On the convergence of stochastic variance reduced gradient for linear inverse problems
This work provides theoretical guarantees for SVRG in inverse problems, which is incremental as it extends existing analysis to a specific domain.
The authors tackled the convergence of stochastic variance reduced gradient (SVRG) methods for solving linear inverse problems in Hilbert spaces, proving that regularized SVRG achieves optimal convergence rates without early stopping rules and standard SVRG is optimal for nonsmooth solutions with a priori stopping rules.

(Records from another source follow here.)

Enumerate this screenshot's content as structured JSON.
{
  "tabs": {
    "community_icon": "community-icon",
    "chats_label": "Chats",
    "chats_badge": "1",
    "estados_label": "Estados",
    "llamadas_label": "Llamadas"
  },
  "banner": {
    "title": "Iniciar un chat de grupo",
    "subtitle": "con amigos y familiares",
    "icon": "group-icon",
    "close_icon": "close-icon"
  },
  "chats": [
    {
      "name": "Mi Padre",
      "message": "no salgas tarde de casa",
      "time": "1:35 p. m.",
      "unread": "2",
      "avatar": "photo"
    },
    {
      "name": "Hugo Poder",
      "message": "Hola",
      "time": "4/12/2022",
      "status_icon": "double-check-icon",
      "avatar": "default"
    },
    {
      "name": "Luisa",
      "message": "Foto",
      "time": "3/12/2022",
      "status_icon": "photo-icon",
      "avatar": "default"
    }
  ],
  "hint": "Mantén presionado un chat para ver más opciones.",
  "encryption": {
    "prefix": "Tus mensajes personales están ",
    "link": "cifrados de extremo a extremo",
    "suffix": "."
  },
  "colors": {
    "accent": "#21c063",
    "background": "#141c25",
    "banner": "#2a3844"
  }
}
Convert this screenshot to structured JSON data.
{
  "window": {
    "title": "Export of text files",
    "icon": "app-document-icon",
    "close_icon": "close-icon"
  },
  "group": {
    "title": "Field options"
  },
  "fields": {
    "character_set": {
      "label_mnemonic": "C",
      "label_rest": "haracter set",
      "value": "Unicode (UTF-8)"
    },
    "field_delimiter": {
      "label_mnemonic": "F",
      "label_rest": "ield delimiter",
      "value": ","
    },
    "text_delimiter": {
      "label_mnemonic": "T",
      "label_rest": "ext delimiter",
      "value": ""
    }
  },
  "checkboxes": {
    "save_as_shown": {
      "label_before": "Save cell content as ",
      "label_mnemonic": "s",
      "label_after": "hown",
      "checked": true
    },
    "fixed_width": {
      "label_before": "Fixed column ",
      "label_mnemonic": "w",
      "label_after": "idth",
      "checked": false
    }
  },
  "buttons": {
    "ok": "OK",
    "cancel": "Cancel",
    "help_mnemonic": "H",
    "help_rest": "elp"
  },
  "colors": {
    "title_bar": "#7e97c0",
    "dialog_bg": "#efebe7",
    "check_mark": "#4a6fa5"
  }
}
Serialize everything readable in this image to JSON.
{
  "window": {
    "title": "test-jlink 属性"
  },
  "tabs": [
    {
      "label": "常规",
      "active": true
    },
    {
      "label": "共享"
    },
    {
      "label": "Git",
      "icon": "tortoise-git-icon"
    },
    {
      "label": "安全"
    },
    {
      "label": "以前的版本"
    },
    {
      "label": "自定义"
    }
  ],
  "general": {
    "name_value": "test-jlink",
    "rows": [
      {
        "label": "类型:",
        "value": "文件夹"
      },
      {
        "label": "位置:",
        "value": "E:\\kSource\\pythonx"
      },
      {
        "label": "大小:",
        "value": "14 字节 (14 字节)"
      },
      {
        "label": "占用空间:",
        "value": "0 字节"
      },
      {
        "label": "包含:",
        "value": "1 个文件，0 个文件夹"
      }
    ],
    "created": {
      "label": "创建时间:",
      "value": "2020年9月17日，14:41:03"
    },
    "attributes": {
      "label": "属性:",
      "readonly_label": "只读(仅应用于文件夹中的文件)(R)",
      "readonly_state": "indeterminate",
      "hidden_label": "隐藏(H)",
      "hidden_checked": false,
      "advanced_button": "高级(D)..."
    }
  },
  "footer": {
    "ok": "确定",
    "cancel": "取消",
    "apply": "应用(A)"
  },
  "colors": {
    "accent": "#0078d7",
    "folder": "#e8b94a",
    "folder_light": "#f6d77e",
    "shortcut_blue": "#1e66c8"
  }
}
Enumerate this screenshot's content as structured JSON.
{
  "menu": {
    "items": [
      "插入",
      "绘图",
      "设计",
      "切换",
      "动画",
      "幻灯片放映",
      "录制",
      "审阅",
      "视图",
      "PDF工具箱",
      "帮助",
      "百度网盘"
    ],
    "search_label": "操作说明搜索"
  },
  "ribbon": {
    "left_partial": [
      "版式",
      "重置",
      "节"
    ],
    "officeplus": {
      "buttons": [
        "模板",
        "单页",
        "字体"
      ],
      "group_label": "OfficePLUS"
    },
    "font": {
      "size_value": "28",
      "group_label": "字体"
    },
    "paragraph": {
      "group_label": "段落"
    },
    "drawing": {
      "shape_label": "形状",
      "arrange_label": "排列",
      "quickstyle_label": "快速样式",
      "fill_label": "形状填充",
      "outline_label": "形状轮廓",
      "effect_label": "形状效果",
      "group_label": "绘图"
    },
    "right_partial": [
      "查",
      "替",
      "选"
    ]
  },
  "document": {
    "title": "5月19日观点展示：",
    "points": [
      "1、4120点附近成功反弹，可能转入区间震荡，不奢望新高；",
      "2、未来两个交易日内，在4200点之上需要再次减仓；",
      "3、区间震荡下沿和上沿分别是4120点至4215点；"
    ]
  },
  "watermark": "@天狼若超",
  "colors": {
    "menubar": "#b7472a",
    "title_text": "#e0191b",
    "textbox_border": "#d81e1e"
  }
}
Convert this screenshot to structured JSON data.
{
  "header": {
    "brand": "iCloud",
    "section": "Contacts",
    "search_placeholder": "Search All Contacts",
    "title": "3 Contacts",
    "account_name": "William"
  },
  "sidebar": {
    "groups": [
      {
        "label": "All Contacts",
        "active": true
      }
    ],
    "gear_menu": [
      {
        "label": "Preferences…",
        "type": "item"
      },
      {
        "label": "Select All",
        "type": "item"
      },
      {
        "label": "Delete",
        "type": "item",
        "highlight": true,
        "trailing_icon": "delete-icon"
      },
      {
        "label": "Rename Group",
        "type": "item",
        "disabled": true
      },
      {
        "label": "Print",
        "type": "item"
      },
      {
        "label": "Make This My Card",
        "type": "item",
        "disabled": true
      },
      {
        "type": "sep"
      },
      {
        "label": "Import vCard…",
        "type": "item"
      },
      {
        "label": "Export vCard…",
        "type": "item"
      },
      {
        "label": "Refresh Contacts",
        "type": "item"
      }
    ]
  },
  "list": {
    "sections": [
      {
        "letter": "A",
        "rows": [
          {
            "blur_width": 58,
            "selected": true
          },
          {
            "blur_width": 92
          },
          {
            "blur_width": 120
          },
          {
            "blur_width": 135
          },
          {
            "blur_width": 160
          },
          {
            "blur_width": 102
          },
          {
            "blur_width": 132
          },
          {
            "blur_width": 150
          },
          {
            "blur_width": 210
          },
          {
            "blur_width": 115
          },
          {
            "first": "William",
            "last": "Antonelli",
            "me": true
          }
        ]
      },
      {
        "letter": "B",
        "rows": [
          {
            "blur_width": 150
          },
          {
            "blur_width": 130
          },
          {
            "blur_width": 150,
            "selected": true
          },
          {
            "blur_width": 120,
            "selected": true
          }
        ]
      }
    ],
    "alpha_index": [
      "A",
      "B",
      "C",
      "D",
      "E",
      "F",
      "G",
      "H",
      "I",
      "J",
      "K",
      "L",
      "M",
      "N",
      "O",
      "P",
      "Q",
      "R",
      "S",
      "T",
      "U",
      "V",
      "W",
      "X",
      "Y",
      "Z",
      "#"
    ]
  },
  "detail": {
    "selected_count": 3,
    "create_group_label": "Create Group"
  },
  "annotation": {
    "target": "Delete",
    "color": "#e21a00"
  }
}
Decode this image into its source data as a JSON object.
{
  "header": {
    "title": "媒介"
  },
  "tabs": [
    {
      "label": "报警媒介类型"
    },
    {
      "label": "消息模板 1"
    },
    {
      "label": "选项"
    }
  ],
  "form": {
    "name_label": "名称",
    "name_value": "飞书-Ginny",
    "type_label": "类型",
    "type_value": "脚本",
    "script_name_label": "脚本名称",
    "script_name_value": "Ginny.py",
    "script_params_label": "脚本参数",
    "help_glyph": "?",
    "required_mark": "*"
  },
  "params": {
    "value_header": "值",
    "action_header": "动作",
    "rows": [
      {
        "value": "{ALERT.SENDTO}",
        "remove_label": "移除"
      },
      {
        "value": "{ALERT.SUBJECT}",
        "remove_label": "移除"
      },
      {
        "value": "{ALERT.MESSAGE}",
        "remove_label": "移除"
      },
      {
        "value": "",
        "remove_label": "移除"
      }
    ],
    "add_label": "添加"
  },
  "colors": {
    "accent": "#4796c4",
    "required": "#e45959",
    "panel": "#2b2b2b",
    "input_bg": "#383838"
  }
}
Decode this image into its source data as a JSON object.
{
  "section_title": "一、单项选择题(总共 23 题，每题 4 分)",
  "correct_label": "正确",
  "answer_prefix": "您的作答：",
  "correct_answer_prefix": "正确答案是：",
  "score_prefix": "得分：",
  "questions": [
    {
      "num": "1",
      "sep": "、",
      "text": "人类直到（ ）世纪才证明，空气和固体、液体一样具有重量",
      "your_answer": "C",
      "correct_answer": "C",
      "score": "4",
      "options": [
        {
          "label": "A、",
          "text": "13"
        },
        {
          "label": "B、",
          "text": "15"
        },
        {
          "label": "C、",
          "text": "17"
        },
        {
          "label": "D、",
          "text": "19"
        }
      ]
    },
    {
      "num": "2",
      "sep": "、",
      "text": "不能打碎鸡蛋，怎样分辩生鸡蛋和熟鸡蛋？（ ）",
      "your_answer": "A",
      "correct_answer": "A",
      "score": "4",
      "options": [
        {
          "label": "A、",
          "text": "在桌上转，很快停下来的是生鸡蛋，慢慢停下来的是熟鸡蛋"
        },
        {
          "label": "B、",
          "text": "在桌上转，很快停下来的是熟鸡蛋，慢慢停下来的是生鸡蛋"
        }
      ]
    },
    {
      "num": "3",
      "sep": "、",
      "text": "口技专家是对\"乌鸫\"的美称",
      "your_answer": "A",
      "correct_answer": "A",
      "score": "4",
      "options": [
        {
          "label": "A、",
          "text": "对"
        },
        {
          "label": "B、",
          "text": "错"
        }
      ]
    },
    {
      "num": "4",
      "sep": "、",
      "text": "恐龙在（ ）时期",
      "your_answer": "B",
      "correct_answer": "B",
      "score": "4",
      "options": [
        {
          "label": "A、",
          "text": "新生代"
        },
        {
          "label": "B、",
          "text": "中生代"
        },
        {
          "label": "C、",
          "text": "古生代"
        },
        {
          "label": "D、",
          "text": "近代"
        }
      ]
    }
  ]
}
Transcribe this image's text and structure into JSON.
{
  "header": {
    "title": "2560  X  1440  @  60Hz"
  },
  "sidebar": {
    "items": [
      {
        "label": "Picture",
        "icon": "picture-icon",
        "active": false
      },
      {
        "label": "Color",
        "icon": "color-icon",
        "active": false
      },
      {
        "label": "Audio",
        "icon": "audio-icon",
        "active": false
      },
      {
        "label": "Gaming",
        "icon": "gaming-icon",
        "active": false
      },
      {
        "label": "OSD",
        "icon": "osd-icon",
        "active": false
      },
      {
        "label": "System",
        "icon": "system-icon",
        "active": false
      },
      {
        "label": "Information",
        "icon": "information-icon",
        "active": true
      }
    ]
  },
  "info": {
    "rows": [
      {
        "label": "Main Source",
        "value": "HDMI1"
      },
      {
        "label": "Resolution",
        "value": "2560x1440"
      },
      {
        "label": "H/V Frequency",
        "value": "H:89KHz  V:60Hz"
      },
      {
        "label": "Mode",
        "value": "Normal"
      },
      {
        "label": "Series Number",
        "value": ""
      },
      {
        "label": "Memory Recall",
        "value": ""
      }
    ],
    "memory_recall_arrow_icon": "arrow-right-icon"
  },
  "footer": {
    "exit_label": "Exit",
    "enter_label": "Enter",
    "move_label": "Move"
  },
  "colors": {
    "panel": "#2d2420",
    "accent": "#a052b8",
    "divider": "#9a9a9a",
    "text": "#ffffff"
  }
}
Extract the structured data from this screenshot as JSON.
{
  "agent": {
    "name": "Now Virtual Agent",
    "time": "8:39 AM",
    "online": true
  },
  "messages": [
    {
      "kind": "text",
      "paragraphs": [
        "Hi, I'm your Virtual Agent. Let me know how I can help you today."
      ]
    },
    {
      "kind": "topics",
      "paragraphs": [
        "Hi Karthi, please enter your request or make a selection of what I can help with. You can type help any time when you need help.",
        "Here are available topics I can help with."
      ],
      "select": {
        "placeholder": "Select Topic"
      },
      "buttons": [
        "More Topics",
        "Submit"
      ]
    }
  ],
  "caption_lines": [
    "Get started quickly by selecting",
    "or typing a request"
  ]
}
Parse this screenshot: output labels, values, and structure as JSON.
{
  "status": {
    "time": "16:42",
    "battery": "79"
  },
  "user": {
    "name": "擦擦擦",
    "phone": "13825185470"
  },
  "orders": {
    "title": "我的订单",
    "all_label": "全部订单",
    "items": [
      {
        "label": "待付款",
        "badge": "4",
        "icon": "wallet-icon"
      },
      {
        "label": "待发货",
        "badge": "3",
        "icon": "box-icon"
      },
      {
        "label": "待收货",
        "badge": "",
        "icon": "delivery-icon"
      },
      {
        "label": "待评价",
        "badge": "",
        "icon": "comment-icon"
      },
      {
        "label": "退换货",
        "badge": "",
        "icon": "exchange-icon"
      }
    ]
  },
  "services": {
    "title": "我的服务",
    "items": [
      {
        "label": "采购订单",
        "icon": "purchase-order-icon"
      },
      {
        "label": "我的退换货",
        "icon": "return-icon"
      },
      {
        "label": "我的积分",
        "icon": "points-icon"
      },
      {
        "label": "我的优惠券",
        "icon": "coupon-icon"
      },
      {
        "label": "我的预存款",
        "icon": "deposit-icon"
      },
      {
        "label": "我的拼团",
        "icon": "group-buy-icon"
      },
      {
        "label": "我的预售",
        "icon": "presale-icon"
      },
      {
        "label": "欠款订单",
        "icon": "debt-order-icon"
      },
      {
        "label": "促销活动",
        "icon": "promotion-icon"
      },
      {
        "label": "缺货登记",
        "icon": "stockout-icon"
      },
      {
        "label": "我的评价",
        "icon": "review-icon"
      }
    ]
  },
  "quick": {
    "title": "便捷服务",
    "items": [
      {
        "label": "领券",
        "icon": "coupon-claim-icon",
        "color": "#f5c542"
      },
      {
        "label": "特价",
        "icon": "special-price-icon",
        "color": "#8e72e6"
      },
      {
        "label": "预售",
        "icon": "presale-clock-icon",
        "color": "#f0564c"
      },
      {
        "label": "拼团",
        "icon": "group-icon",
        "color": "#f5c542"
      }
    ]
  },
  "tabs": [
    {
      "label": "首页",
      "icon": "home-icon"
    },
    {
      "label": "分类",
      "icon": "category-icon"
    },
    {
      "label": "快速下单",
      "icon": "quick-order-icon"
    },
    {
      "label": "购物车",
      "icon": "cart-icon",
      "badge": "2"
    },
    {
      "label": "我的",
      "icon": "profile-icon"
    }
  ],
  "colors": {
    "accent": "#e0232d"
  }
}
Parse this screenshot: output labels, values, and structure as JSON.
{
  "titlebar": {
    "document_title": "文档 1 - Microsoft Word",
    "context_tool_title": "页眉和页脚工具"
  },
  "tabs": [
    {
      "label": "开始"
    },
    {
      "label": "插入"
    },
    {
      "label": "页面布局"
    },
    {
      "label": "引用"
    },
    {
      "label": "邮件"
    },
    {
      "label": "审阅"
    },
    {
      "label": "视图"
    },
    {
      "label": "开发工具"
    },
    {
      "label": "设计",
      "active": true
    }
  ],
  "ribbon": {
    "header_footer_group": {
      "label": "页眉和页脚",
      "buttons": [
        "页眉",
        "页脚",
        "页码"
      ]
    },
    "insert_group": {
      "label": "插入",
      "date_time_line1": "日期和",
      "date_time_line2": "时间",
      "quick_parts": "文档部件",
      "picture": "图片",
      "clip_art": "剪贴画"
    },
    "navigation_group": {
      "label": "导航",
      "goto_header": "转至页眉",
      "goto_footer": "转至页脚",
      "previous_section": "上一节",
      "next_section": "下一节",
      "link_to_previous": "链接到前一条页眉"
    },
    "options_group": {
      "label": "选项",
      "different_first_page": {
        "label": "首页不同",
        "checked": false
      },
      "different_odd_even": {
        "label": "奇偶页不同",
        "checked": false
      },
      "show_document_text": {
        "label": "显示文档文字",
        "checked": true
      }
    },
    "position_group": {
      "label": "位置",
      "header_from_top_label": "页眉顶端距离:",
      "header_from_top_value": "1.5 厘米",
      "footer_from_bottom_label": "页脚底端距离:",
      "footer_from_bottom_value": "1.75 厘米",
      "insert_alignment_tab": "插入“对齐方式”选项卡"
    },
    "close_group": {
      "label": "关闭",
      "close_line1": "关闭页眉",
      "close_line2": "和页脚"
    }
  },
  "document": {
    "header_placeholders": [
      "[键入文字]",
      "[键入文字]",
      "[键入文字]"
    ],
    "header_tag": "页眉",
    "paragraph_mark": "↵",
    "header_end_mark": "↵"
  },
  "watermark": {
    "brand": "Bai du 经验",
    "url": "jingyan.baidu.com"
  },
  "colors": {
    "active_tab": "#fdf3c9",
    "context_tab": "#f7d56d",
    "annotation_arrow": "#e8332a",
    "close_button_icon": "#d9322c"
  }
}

Stochastic variance reduced gradient (SVRG) is an accelerated version of stochastic gradient descent based on variance reduction, and is promising for solving large-scale inverse problems. In this work, we analyze SVRG and a regularized version that incorporates a priori knowledge of the problem, for solving linear inverse problems in Hilbert spaces. We prove that, with suitable constant step size schedules and regularity conditions, the regularized SVRG can achieve optimal convergence rates in terms of the noise level without any early stopping rules, provided that the truncation level is chosen suitably, and standard SVRG is also optimal for problems with nonsmooth solutions under a priori stopping rules. The analysis is based on an explicit error recursion and suitable a priori estimates on the inner loop updates with respect to the anchor point. Numerical experiments are provided to complement the theoretical analysis.